Friday, November 19, 2010

May We Hope for All Men to Be Saved?

The question of "soteriological exclusivism" has haunted Christianity from the beginning. Is the covenant with Israel exclusive to Jews, open to Gentiles, or in fact supplanted by a "new" covenant in Christ? From at least Origen onwards--and most notoriously in the case of his theory of ἀποκατάστᾰσις--Christians have been sharply divided in trying to answer the question of whether it is possible to think that ultimately all may be saved. What is the relationship between the universal nature of Christ's redeeming sacrifice, and his particular "scandalous" incarnation as a first-century Jew? As we saw only few weeks ago in the course of the Roman synod of bishops on the Middle East, the question of the place of the Jews in the economy of salvation still occurs. Can one differentiate between hoping that all may be saved, on the one hand, and recognizing, on the other, that salvation is not automatic, and that those whose lives give little to no sign of repentance, who reject communion with God and His Church, severely--perhaps fatally--imperil precisely that hope of everlasting life?

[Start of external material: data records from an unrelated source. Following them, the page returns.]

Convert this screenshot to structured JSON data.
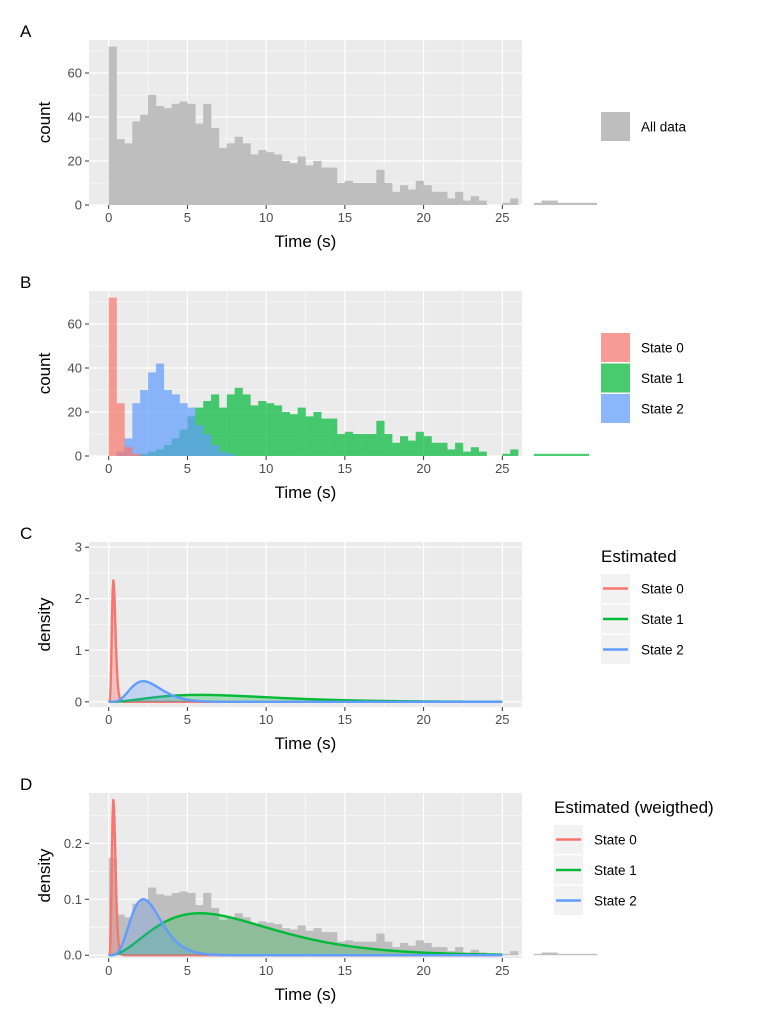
{
  "colors": {
    "panel_bg": "#EBEBEB",
    "grid": "#FFFFFF",
    "all_data": "#BEBEBE",
    "state0": "#F8766D",
    "state1": "#00BA38",
    "state2": "#619CFF",
    "text": "#000000",
    "tick": "#4D4D4D"
  },
  "chart_data": [
    {
      "panel": "A",
      "type": "bar",
      "xlabel": "Time (s)",
      "ylabel": "count",
      "xlim": [
        -1.25,
        26.25
      ],
      "ylim": [
        0,
        75
      ],
      "xticks": [
        0,
        5,
        10,
        15,
        20,
        25
      ],
      "yticks": [
        0,
        20,
        40,
        60
      ],
      "bin_width": 0.5,
      "series": [
        {
          "name": "All data",
          "color_key": "all_data",
          "opacity": 1,
          "bin_start": 0,
          "values": [
            72,
            30,
            28,
            38,
            41,
            50,
            45,
            44,
            46,
            47,
            46,
            37,
            46,
            35,
            26,
            28,
            31,
            28,
            23,
            25,
            24,
            23,
            20,
            19,
            22,
            18,
            20,
            17,
            17,
            10,
            11,
            10,
            10,
            10,
            16,
            10,
            6,
            9,
            7,
            11,
            9,
            6,
            6,
            3,
            6,
            2,
            4,
            2,
            0,
            0,
            1,
            3,
            0,
            0,
            1,
            2,
            2,
            1,
            1,
            1,
            1,
            1,
            0,
            0,
            0,
            0
          ]
        }
      ],
      "legend": {
        "title": "",
        "entries": [
          {
            "label": "All data",
            "color_key": "all_data",
            "kind": "fill"
          }
        ]
      }
    },
    {
      "panel": "B",
      "type": "bar",
      "xlabel": "Time (s)",
      "ylabel": "count",
      "xlim": [
        -1.25,
        26.25
      ],
      "ylim": [
        0,
        75
      ],
      "xticks": [
        0,
        5,
        10,
        15,
        20,
        25
      ],
      "yticks": [
        0,
        20,
        40,
        60
      ],
      "bin_width": 0.5,
      "series": [
        {
          "name": "State 1",
          "color_key": "state1",
          "opacity": 0.7,
          "bin_start": 0,
          "values": [
            0,
            0,
            0,
            0,
            1,
            2,
            3,
            5,
            8,
            12,
            18,
            22,
            25,
            28,
            22,
            28,
            31,
            28,
            23,
            25,
            24,
            23,
            20,
            19,
            22,
            18,
            20,
            17,
            17,
            10,
            11,
            10,
            10,
            10,
            16,
            10,
            6,
            9,
            7,
            11,
            9,
            6,
            6,
            3,
            6,
            2,
            4,
            2,
            0,
            0,
            1,
            3,
            0,
            0,
            1,
            1,
            1,
            1,
            1,
            1,
            1,
            0,
            0,
            0,
            0,
            0
          ]
        },
        {
          "name": "State 2",
          "color_key": "state2",
          "opacity": 0.7,
          "bin_start": 0,
          "values": [
            0,
            2,
            8,
            24,
            30,
            38,
            42,
            30,
            28,
            24,
            22,
            14,
            10,
            5,
            2,
            1,
            0,
            0,
            0,
            0,
            0,
            0,
            0,
            0,
            0,
            0,
            0,
            0,
            0,
            0,
            0,
            0,
            0,
            0,
            0,
            0,
            0,
            0,
            0,
            0,
            0,
            0,
            0,
            0,
            0,
            0,
            0,
            0,
            0,
            0,
            0,
            0,
            0,
            0,
            0,
            0,
            0,
            0,
            0,
            0,
            0,
            0,
            0,
            0,
            0,
            0
          ]
        },
        {
          "name": "State 0",
          "color_key": "state0",
          "opacity": 0.7,
          "bin_start": 0,
          "values": [
            72,
            24,
            4,
            1,
            0,
            0,
            0,
            0,
            0,
            0,
            0,
            0,
            0,
            0,
            0,
            0,
            0,
            0,
            0,
            0,
            0,
            0,
            0,
            0,
            0,
            0,
            0,
            0,
            0,
            0,
            0,
            0,
            0,
            0,
            0,
            0,
            0,
            0,
            0,
            0,
            0,
            0,
            0,
            0,
            0,
            0,
            0,
            0,
            0,
            0,
            0,
            0,
            0,
            0,
            0,
            0,
            0,
            0,
            0,
            0,
            0,
            0,
            0,
            0,
            0,
            0
          ]
        }
      ],
      "legend": {
        "title": "",
        "entries": [
          {
            "label": "State 0",
            "color_key": "state0",
            "kind": "fill"
          },
          {
            "label": "State 1",
            "color_key": "state1",
            "kind": "fill"
          },
          {
            "label": "State 2",
            "color_key": "state2",
            "kind": "fill"
          }
        ]
      }
    },
    {
      "panel": "C",
      "type": "line",
      "xlabel": "Time (s)",
      "ylabel": "density",
      "xlim": [
        -1.25,
        26.25
      ],
      "ylim": [
        -0.1,
        3.1
      ],
      "xticks": [
        0,
        5,
        10,
        15,
        20,
        25
      ],
      "yticks": [
        0,
        1,
        2,
        3
      ],
      "curves": [
        {
          "name": "State 0",
          "color_key": "state0",
          "shape": 8.0,
          "mode": 0.3,
          "peak": 2.36,
          "fill_opacity": 0.35
        },
        {
          "name": "State 1",
          "color_key": "state1",
          "shape": 3.3,
          "mode": 5.8,
          "peak": 0.135,
          "fill_opacity": 0.3
        },
        {
          "name": "State 2",
          "color_key": "state2",
          "shape": 6.0,
          "mode": 2.2,
          "peak": 0.4,
          "fill_opacity": 0.3
        }
      ],
      "legend": {
        "title": "Estimated",
        "entries": [
          {
            "label": "State 0",
            "color_key": "state0",
            "kind": "line"
          },
          {
            "label": "State 1",
            "color_key": "state1",
            "kind": "line"
          },
          {
            "label": "State 2",
            "color_key": "state2",
            "kind": "line"
          }
        ]
      }
    },
    {
      "panel": "D",
      "type": "bar",
      "xlabel": "Time (s)",
      "ylabel": "density",
      "xlim": [
        -1.25,
        26.25
      ],
      "ylim": [
        -0.005,
        0.29
      ],
      "xticks": [
        0,
        5,
        10,
        15,
        20,
        25
      ],
      "yticks": [
        0.0,
        0.1,
        0.2
      ],
      "ytick_labels": [
        "0.0",
        "0.1",
        "0.2"
      ],
      "bin_width": 0.5,
      "histogram_scale": 0.00242,
      "series": [
        {
          "name": "All data",
          "color_key": "all_data",
          "opacity": 1,
          "bin_start": 0,
          "values_from_panel": "A"
        }
      ],
      "curves": [
        {
          "name": "State 0",
          "color_key": "state0",
          "shape": 8.0,
          "mode": 0.3,
          "peak": 0.278,
          "fill_opacity": 0.3
        },
        {
          "name": "State 1",
          "color_key": "state1",
          "shape": 3.3,
          "mode": 5.8,
          "peak": 0.075,
          "fill_opacity": 0.25
        },
        {
          "name": "State 2",
          "color_key": "state2",
          "shape": 6.0,
          "mode": 2.2,
          "peak": 0.1,
          "fill_opacity": 0.25
        }
      ],
      "legend": {
        "title": "Estimated (weigthed)",
        "entries": [
          {
            "label": "State 0",
            "color_key": "state0",
            "kind": "line"
          },
          {
            "label": "State 1",
            "color_key": "state1",
            "kind": "line"
          },
          {
            "label": "State 2",
            "color_key": "state2",
            "kind": "line"
          }
        ]
      }
    }
  ]
}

These questions are given fresh examination in a new publication from Cascade books:

Gregory MacDonald, All Shall Be Well: Explorations in Universal Salvation and Christian Theology from Origen to Moltmann (2010), xii+439pp.

This is a very "ecumenical" collection, with several articles on Eastern Christian figures. The complete list is as follows:
  • Origen (Tom Greggs)
  • Gregory of Nyssa (Steve Harmon)
  • Julian of Norwich (Robert Sweetman)
  • The Cambridge Platonists (Louise Hickman)
  • James Relly (Wayne K. Clymer)
  • Elhanan Winchester (Robin Parry)
  • Friedrich Schleiermacher (Murray Rae)
  • Thomas Erskine (Don Horrocks)
  • George MacDonald (Thomas Talbott)
  • P. T. Forsyth (Jason Goroncy)
  • Sergius Bulgakov (Paul Gavrilyuk)
  • Karl Barth (Oliver Crisp)
  • Jaques Ellul (Andrew Goddard)
  • J. A. T. Robinson (Trevor Hart)
  • Hans Urs von Balthasar (Edward T. Oakes, SJ)
  • John Hick (Lindsay Hall)
  • Jürgen Moltmann (Nik Ansell)
Look for this to be reviewed here and in Logos: A Journal of Eastern Christian Studies next year.